Though the premise of the film seems simple, there are a lot of complexities into the relationships featured onscreen. Barely able to stand up straight for long periods of time, Claire finds solace in random encounters with handymen and calls on her UCLA-trained law education to sweet-talk her doctor into yet another prescription of the pain meds she downs like candy. Worthington and Aniston have a nice rapport as they both flesh out characters in different stages of the acceptance of loss of a loved one.

The film is best, however, in its scenes between Aniston and Barraza. Oscar nominated for her work in Babel, Barraza quietly steals the majority of her scenes right out from under Aniston. For all of the Academy Award buzz surrounding Aniston’s work here, it’s really Barraza that was snubbed for more widespread recognition. There’s an empathy Barraza displays for Aniston’s character suggesting a mother/child relationship more than an employee/employer one. Though they bicker frequently, when push comes to shove both women stand up for one another in moving displays of emotional support.

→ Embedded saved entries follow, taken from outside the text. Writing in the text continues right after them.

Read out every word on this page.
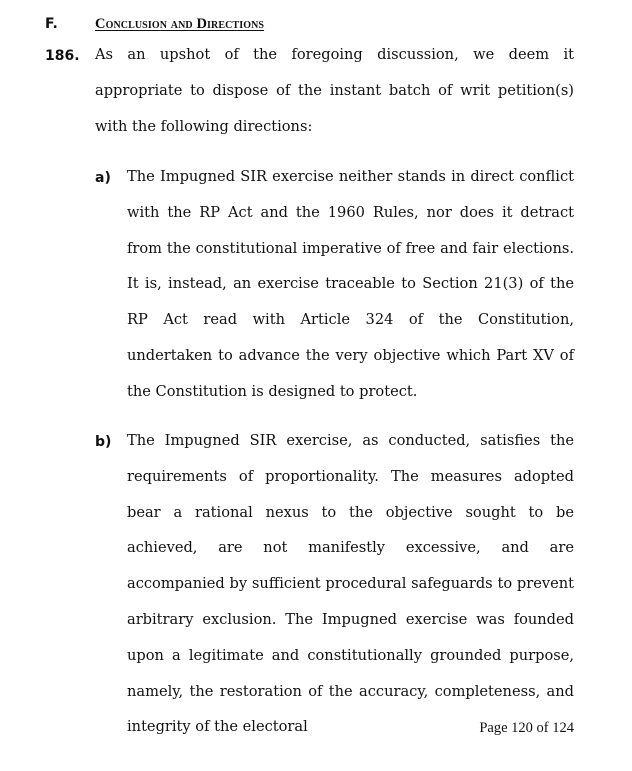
F.	Conclusion and Directions
186. As an upshot of the foregoing discussion, we deem it appropriate to dispose of the instant batch of writ petition(s) with the following directions:

a) The Impugned SIR exercise neither stands in direct conflict with the RP Act and the 1960 Rules, nor does it detract from the constitutional imperative of free and fair elections. It is, instead, an exercise traceable to Section 21(3) of the RP Act read with Article 324 of the Constitution, undertaken to advance the very objective which Part XV of the Constitution is designed to protect.

b) The Impugned SIR exercise, as conducted, satisfies the requirements of proportionality. The measures adopted bear a rational nexus to the objective sought to be achieved, are not manifestly excessive, and are accompanied by sufficient procedural safeguards to prevent arbitrary exclusion. The Impugned exercise was founded upon a legitimate and constitutionally grounded purpose, namely, the restoration of the accuracy, completeness, and integrity of the electoral	Page 120 of 124
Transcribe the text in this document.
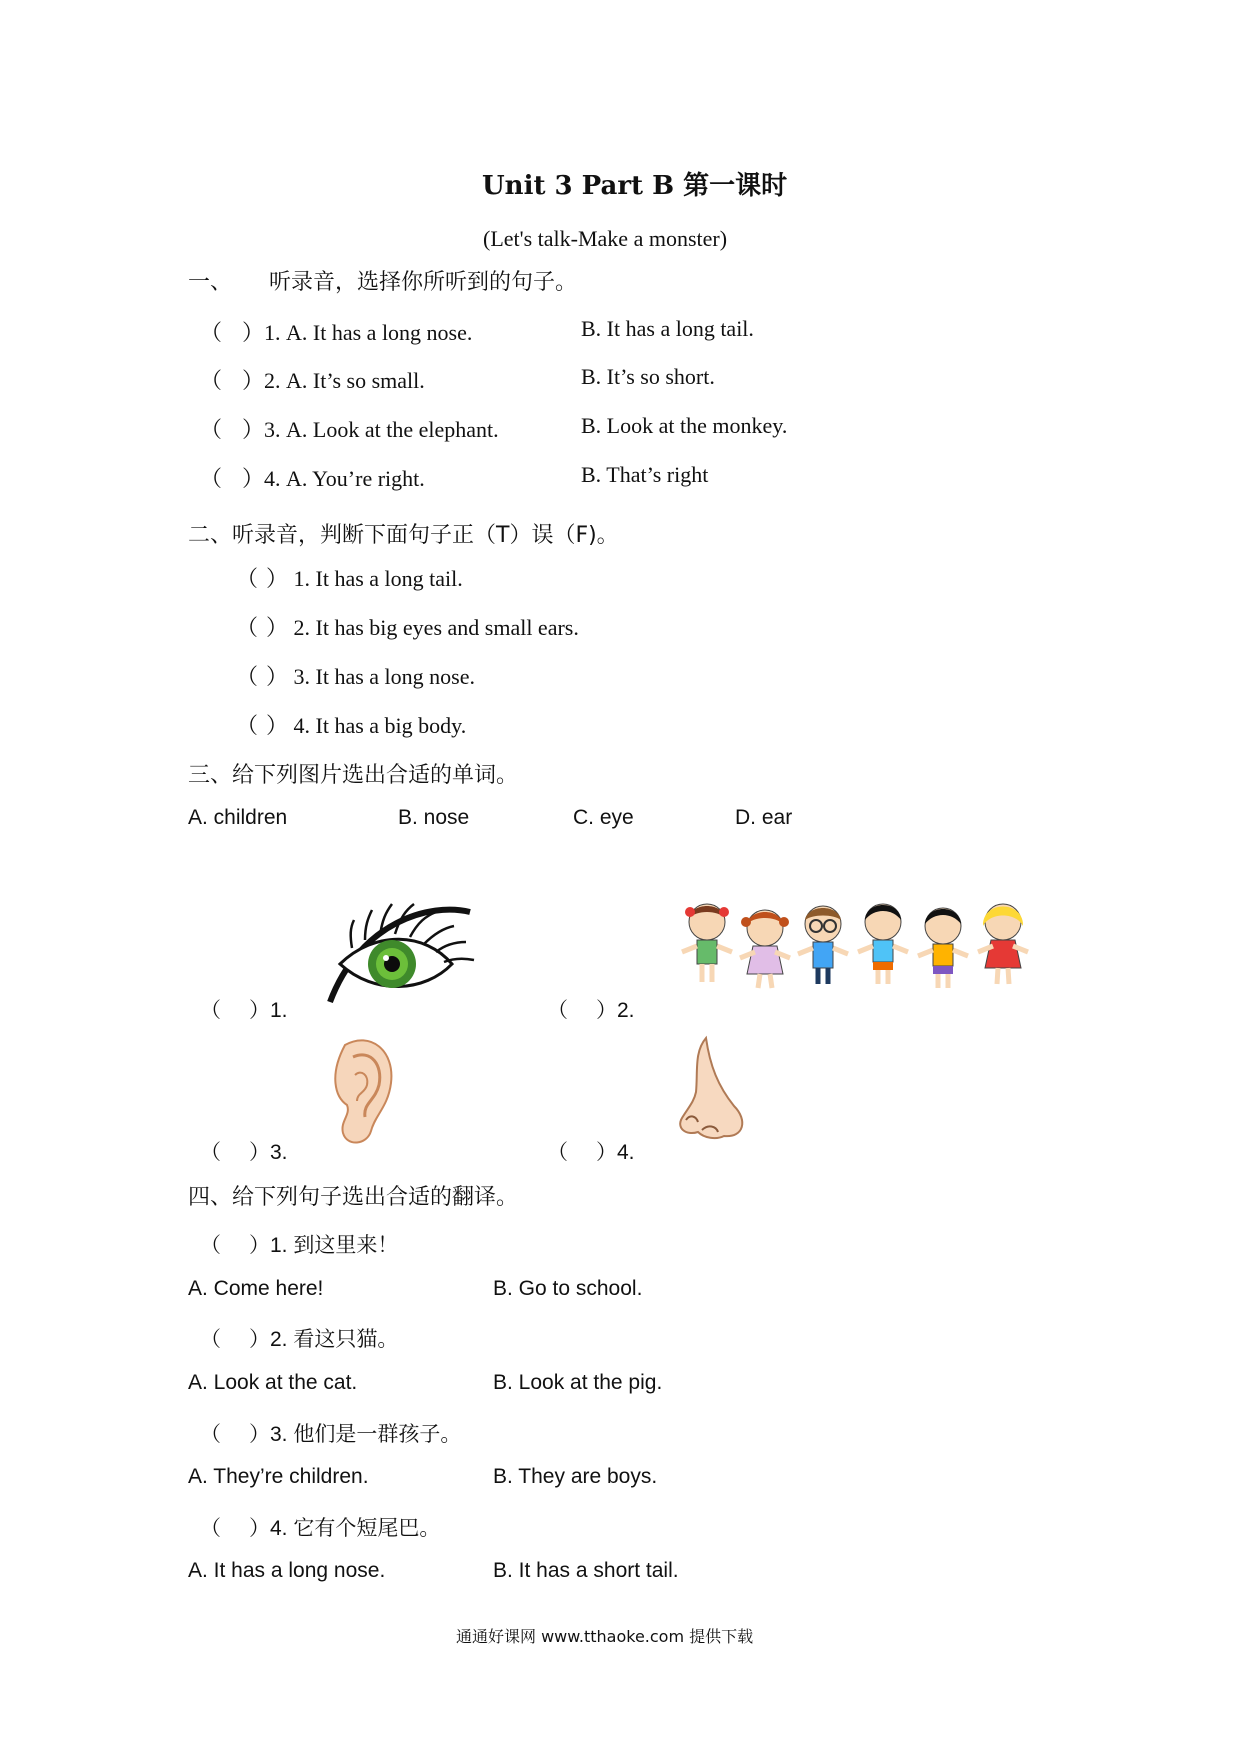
Unit 3 Part B 第一课时
(Let's talk-Make a monster)
一、 听录音，选择你所听到的句子。
（ ）1. A. It has a long nose.	B. It has a long tail.
（ ）2. A. It’s so small.	B. It’s so short.
（ ）3. A. Look at the elephant.	B. Look at the monkey.
（ ）4. A. You’re right.	B. That’s right
二、听录音，判断下面句子正（T）误（F)。
（ ） 1. It has a long tail.
（ ） 2. It has big eyes and small ears.
（ ） 3. It has a long nose.
（ ） 4. It has a big body.
三、给下列图片选出合适的单词。
A. children	B. nose	C. eye	D. ear
（ ）1.	（ ）2.
（ ）3.	（ ）4.
四、给下列句子选出合适的翻译。
（ ）1. 到这里来！
A. Come here!	B. Go to school.
（ ）2. 看这只猫。
A. Look at the cat.	B. Look at the pig.
（ ）3. 他们是一群孩子。
A. They’re children.	B. They are boys.
（ ）4. 它有个短尾巴。
A. It has a long nose.	B. It has a short tail.
通通好课网 www.tthaoke.com 提供下载
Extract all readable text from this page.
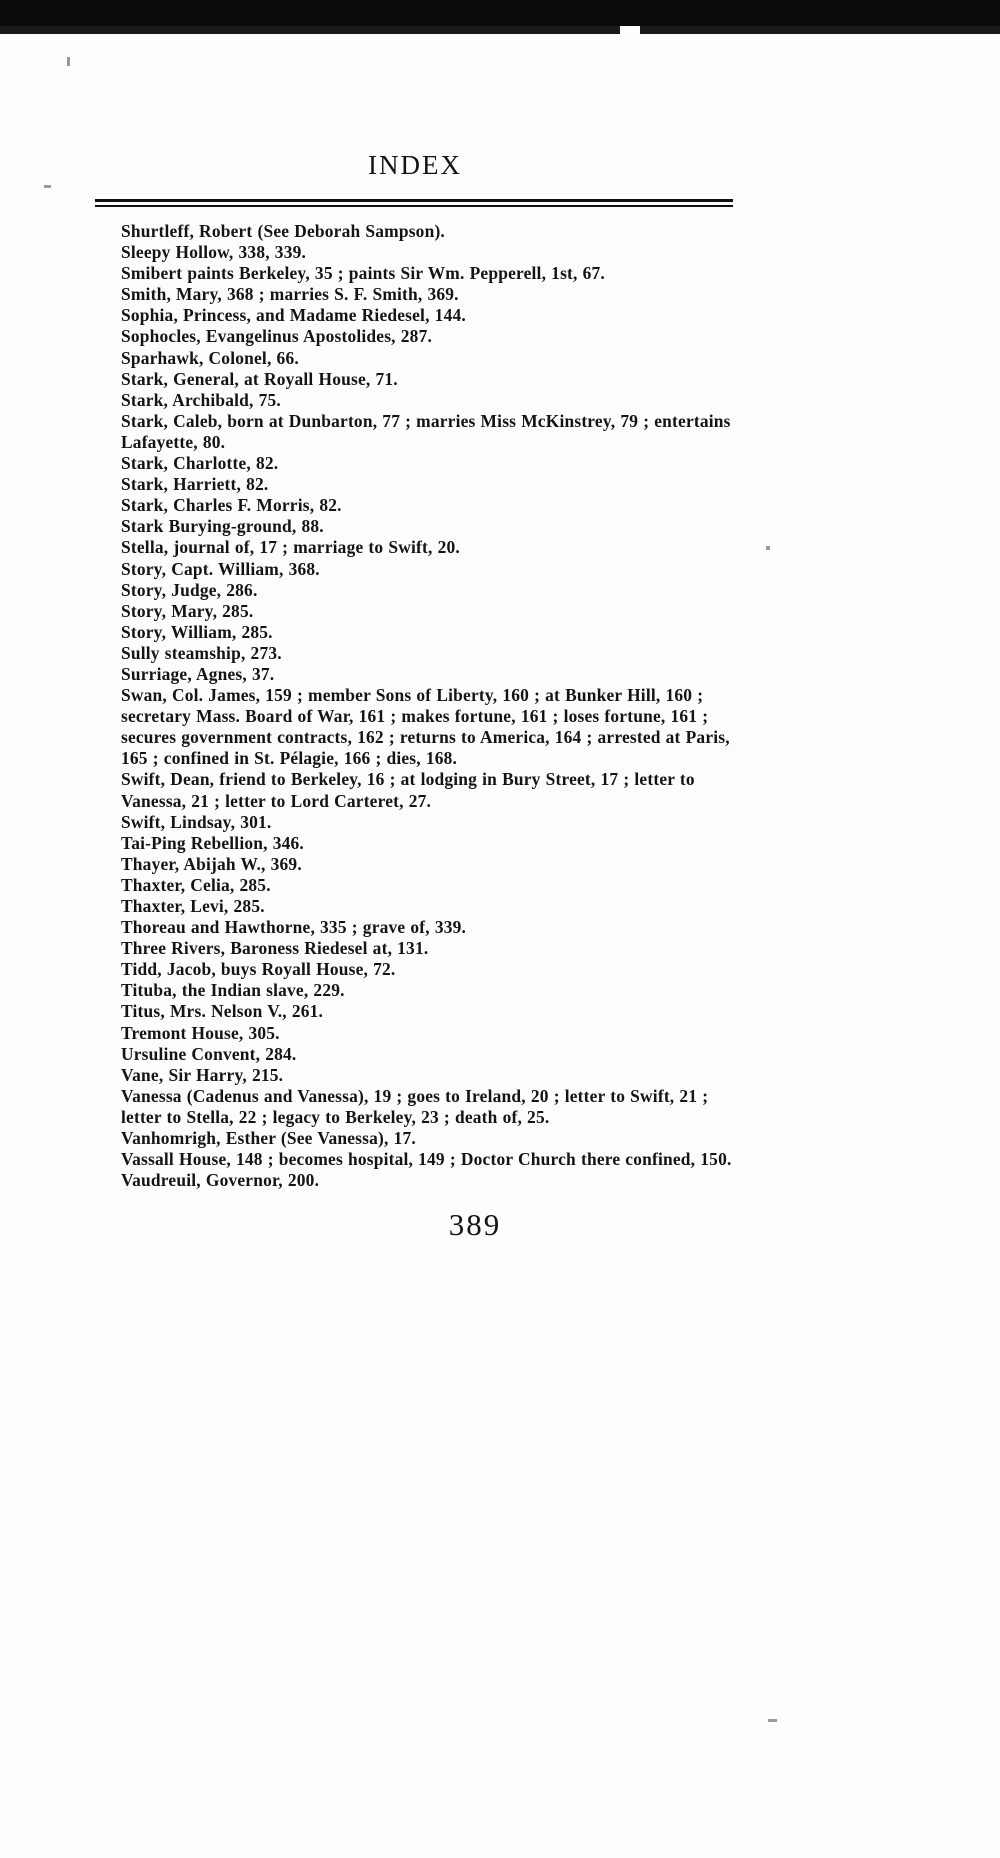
INDEX
Shurtleff, Robert (See Deborah Sampson).
Sleepy Hollow, 338, 339.
Smibert paints Berkeley, 35 ; paints Sir Wm. Pepperell, 1st, 67.
Smith, Mary, 368 ; marries S. F. Smith, 369.
Sophia, Princess, and Madame Riedesel, 144.
Sophocles, Evangelinus Apostolides, 287.
Sparhawk, Colonel, 66.
Stark, General, at Royall House, 71.
Stark, Archibald, 75.
Stark, Caleb, born at Dunbarton, 77 ; marries Miss McKinstrey, 79 ; entertains Lafayette, 80.
Stark, Charlotte, 82.
Stark, Harriett, 82.
Stark, Charles F. Morris, 82.
Stark Burying-ground, 88.
Stella, journal of, 17 ; marriage to Swift, 20.
Story, Capt. William, 368.
Story, Judge, 286.
Story, Mary, 285.
Story, William, 285.
Sully steamship, 273.
Surriage, Agnes, 37.
Swan, Col. James, 159 ; member Sons of Liberty, 160 ; at Bunker Hill, 160 ; secretary Mass. Board of War, 161 ; makes fortune, 161 ; loses fortune, 161 ; secures government contracts, 162 ; returns to America, 164 ; arrested at Paris, 165 ; confined in St. Pélagie, 166 ; dies, 168.
Swift, Dean, friend to Berkeley, 16 ; at lodging in Bury Street, 17 ; letter to Vanessa, 21 ; letter to Lord Carteret, 27.
Swift, Lindsay, 301.
Tai-Ping Rebellion, 346.
Thayer, Abijah W., 369.
Thaxter, Celia, 285.
Thaxter, Levi, 285.
Thoreau and Hawthorne, 335 ; grave of, 339.
Three Rivers, Baroness Riedesel at, 131.
Tidd, Jacob, buys Royall House, 72.
Tituba, the Indian slave, 229.
Titus, Mrs. Nelson V., 261.
Tremont House, 305.
Ursuline Convent, 284.
Vane, Sir Harry, 215.
Vanessa (Cadenus and Vanessa), 19 ; goes to Ireland, 20 ; letter to Swift, 21 ; letter to Stella, 22 ; legacy to Berkeley, 23 ; death of, 25.
Vanhomrigh, Esther (See Vanessa), 17.
Vassall House, 148 ; becomes hospital, 149 ; Doctor Church there confined, 150.
Vaudreuil, Governor, 200.
389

I usually walk into these types of movies with the knowledge from experience that someone will start off one way and be a changed individual by the time of the final fadeout but with Cake I was never sure where it would all end. Of course we know how it should end but do we really want everything wrapped up in a ribbon as we head to our cars and into the world outside the movie theater?   A slice of life film that’s fairly filling, Cake may not have snagged an Oscar nom for Aniston (though she did get SAG and Golden Globe nominations) but it reaffirmed that she’s an actress worthy of more of these types of roles.